The former All-Star is on his way to Minneapolis to start his much-anticipated
comeback in the same city his career nearly began seven years ago.
There are quite a few reasons why the Minnesota Timberwolves haven't made the
playoffs since 2004 and most of them involve personnel decisions made by the
One of the most egregious Kevin McHale miscues can be traced back to draft
night in 2006 when the Wolves made the prudent decision to draft Roy with the
sixth overall pick. That moment of clarity by the tortured Minnesota hierarchy
was short-lived, however, and McHale quickly traded Roy to Portland for the
seventh overall selection, Randy Foye.
The rest is history and has haunted the Wolves for years. Foye never developed
into anything more than a competent NBA player and never touched the heights
that Roy reached in Rip City.
Roy was the NBA Rookie of the Year in 2007 and while he was no Kevin Garnett
or Kobe Bryant, he developed into a bit of a fixture at the NBA All-Star Game,
representing the Trail Blazers three straight years before his balky knees
caught up to him in 2011.
One of the reasons McHale made his ill-fated decision back in '06 was his
concern over Roy's knees, and by January 2011 the wingman underwent
arthroscopic surgery on both, which held off the inevitable for a short time.

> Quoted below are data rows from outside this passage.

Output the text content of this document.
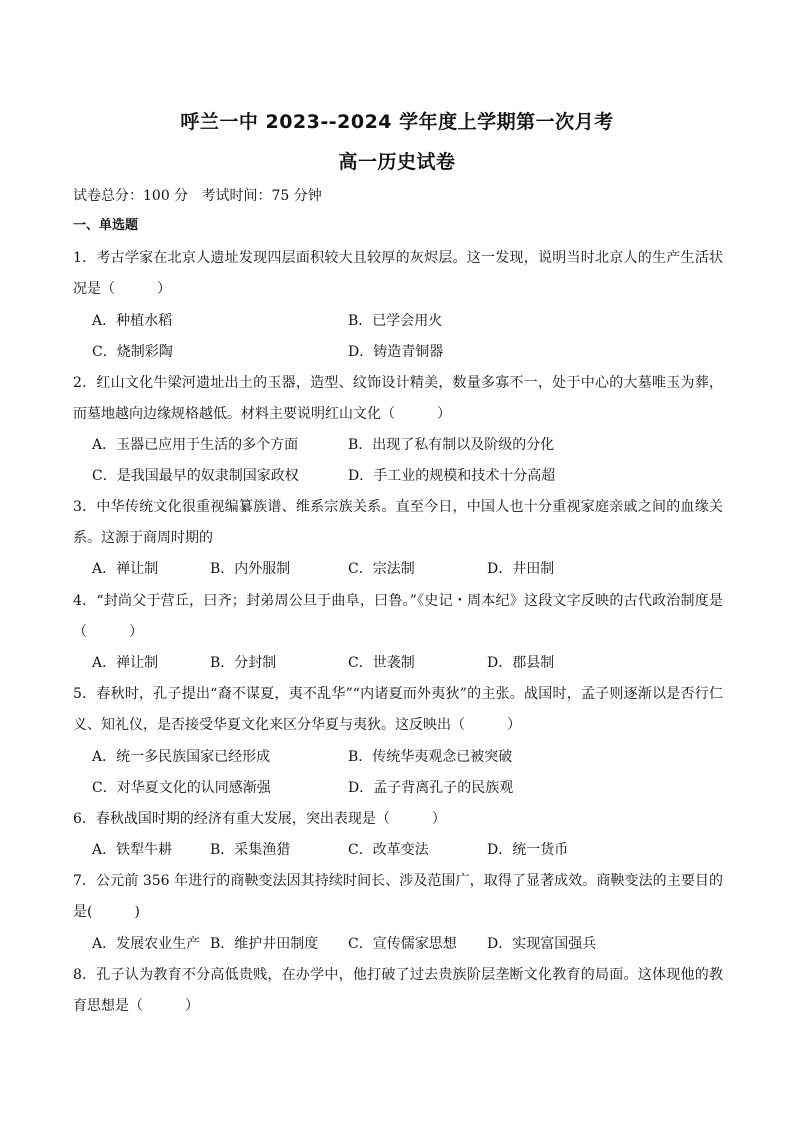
呼兰一中 2023--2024 学年度上学期第一次月考
高一历史试卷
试卷总分：100 分   考试时间：75 分钟
一、单选题
1．考古学家在北京人遗址发现四层面积较大且较厚的灰烬层。这一发现，说明当时北京人的生产生活状况是（　　　）
A．种植水稻	B．已学会用火
C．烧制彩陶	D．铸造青铜器
2．红山文化牛梁河遗址出土的玉器，造型、纹饰设计精美，数量多寡不一，处于中心的大墓唯玉为葬，而墓地越向边缘规格越低。材料主要说明红山文化（　　　）
A．玉器已应用于生活的多个方面	B．出现了私有制以及阶级的分化
C．是我国最早的奴隶制国家政权	D．手工业的规模和技术十分高超
3．中华传统文化很重视编纂族谱、维系宗族关系。直至今日，中国人也十分重视家庭亲戚之间的血缘关系。这源于商周时期的
A．禅让制	B．内外服制	C．宗法制	D．井田制
4．“封尚父于营丘，曰齐；封弟周公旦于曲阜，曰鲁。”《史记・周本纪》这段文字反映的古代政治制度是（　　　）
A．禅让制	B．分封制	C．世袭制	D．郡县制
5．春秋时，孔子提出“裔不谋夏，夷不乱华”“内诸夏而外夷狄”的主张。战国时，孟子则逐渐以是否行仁义、知礼仪，是否接受华夏文化来区分华夏与夷狄。这反映出（　　　）
A．统一多民族国家已经形成	B．传统华夷观念已被突破
C．对华夏文化的认同感渐强	D．孟子背离孔子的民族观
6．春秋战国时期的经济有重大发展，突出表现是（　　　）
A．铁犁牛耕	B．采集渔猎	C．改革变法	D．统一货币
7．公元前 356 年进行的商鞅变法因其持续时间长、涉及范围广，取得了显著成效。商鞅变法的主要目的是(　　　)
A．发展农业生产 B．维护井田制度 C．宣传儒家思想 D．实现富国强兵
8．孔子认为教育不分高低贵贱，在办学中，他打破了过去贵族阶层垄断文化教育的局面。这体现他的教育思想是（　　　）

The Seattle native returned to the Portland lineup in late February of that
year and took on a reserve role for the rest of the season.
Extra rest fueled by the NBA lockout proved to be no tonic for Roy and just
before training camps were scheduled to open last season, he announced that
his knees had degenerated so much that he was retiring from basketball.
Following the announcement, Portland used its amnesty clause on Roy and his
time in the Pacific Northwest was over.
His time in the NBA, however, was not. In hindsight that should be no
surprise. A throwback of sorts, the 27-year-old Roy has always been a
competitor, the kind of warrior who was never going to turn down an
opportunity to get back on the hardwood.
Roy's ticket back to the NBA came in the form of a German-engineered blood
spinning procedure called Platelet Rich Plasma (PRP) therapy, which
rejuvenated his knees. Bryant and star athletes from other sports like Alex
Rodriguez, Fred Couples and Tiger Woods have undergone similar treatments and
raved about them.
With Roy back in play, Dallas, Golden State, Minnesota, Indiana and Chicago,
perhaps remembering his exploits in Portland, all expressed some interest but
the Timberwolves, a team on the rise and looking to make a push toward the
postseason in 2013, put on the full-court press.
Owner Glen Taylor, president of basketball operations David Kahn, coach Rick
Adelman, and trainer Greg Farnam all went to visit with Roy and his agent in
Seattle and hammered out a two-year, $10.4 million deal which will provide
Minnesota some protection in case Roy's knees fail again.
The Wolves understand Roy is now probably best-suited as a sixth man who plays
about 20-25 minutes per game and will not put much pressure on him. In fact,
Adelman is expecting nothing more than for Roy to come in and offer a veteran
presence to compliment All-Star power forward Kevin Love and emerging point
guard Ricky Rubio.
So seven years after Roy should have made his debut in the Twin Cities, he will
finally call Target Center home come November. And the Wolves will almost
assuredly taste postseason basketball again because of it.